Ettrick and Yarrow Stitchers, from left, Sandra Moffat, Alison Blackadder, Ann Hardie nd Margaret Robinson with their contribution the the Great Tapestry of Scotland
Ettrick and Yarrow Stitchers, from left, Sandra Moffat, Alison Blackadder, Ann Hardie nd Margaret Robinson with their contribution the the Great Tapestry of Scotland

Ettrick and Yarrow Stitchers Sandra Moffat, Alison Blackadder, Ann Hardie and Margaret Robinson with their contribution to the Great Tapestry of Scotland – a unique project to stitch the entire story of the country from pre-history to modern times.

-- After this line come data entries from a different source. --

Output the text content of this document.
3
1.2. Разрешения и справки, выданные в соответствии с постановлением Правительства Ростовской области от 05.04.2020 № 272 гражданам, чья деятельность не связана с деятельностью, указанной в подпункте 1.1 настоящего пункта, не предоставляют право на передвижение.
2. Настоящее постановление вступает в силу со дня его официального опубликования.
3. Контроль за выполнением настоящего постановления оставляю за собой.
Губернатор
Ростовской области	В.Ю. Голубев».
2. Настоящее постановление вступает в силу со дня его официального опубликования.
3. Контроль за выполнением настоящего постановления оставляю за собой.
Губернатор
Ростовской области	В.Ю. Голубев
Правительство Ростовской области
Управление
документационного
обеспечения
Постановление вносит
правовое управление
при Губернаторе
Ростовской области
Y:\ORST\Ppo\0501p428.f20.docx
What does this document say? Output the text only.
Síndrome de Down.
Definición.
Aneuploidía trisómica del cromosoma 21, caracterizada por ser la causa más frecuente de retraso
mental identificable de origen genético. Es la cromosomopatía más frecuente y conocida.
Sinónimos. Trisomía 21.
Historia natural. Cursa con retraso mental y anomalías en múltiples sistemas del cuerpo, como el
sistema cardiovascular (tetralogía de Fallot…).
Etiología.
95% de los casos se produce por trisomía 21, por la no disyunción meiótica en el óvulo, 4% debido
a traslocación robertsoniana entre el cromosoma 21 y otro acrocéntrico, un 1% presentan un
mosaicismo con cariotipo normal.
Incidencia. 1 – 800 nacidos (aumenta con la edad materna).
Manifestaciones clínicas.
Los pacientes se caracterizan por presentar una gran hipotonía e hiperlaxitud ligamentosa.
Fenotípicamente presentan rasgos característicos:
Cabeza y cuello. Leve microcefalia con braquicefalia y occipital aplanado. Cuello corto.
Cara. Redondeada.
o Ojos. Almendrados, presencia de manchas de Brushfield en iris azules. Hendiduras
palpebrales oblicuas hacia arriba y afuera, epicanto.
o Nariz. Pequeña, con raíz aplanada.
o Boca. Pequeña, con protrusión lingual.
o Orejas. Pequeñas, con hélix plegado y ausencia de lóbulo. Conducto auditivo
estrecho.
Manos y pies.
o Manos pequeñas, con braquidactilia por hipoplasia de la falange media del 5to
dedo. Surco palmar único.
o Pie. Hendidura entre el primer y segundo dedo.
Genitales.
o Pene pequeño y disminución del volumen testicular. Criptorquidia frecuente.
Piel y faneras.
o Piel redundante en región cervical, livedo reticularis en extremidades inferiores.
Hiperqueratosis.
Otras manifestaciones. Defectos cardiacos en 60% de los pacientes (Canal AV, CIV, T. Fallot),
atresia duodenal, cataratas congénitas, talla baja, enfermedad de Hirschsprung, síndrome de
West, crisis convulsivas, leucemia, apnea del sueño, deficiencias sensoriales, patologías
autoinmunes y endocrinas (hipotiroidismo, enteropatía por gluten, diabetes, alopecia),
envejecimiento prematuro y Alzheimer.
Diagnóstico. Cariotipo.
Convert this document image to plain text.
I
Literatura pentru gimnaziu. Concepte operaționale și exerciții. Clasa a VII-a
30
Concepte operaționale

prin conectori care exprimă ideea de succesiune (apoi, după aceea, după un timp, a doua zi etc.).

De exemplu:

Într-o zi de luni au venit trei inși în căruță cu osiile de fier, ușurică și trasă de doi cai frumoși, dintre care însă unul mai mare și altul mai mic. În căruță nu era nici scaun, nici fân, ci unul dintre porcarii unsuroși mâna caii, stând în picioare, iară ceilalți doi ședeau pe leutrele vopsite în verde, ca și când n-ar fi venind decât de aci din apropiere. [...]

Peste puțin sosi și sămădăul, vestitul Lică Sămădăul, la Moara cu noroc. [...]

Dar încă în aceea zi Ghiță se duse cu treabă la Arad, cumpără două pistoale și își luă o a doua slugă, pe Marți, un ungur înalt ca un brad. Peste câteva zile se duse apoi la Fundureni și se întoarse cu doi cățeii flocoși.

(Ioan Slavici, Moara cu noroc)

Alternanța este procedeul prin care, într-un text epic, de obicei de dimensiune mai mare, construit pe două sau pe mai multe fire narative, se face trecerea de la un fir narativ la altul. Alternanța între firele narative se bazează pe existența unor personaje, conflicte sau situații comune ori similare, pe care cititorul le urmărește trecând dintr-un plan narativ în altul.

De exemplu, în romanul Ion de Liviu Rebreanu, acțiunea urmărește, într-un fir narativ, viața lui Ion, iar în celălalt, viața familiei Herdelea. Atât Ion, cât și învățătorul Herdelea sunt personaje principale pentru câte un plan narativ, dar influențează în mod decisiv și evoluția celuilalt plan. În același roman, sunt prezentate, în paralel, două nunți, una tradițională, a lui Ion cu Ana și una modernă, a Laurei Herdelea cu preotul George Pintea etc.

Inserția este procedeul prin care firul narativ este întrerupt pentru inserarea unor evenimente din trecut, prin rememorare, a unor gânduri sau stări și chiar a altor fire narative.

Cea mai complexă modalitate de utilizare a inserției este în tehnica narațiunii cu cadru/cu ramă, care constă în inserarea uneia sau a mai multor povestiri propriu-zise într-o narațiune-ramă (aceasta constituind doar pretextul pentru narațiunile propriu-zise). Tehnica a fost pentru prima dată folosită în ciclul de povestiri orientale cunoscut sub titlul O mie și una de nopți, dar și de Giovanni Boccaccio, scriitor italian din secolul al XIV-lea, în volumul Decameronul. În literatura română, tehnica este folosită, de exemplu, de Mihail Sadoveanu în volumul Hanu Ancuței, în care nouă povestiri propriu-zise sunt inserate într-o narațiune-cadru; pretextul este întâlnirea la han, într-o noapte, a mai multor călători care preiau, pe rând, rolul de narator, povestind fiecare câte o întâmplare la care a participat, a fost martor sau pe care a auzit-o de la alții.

It is the brainchild of one of Scotland’s best- known writers, Alexander McCall Smith, together with Borders historian Alistair Moffat and artist Andrew Crummy (not to mention stitchers from all over the country).

The Borders stitchers’ efforts – one of 150 panels which make up the tapestry – depicts Montrose’s defeat at the Battle of Philiphaugh and has taken almost a year to create.

It was on display at last Saturday’s Ettrickbridge Church spring fair, which is expected to raise about £500.

Sandra produced a potted history about the tapestry for those who attended to read.

The tapestry is one of the biggest community arts projects to take place in Scotland. When all the panels have been completed, it will be put together and launched at the Scottish Parliament in September.

The project has involved more than 300 stitchers and over 30 miles of woollen yarn.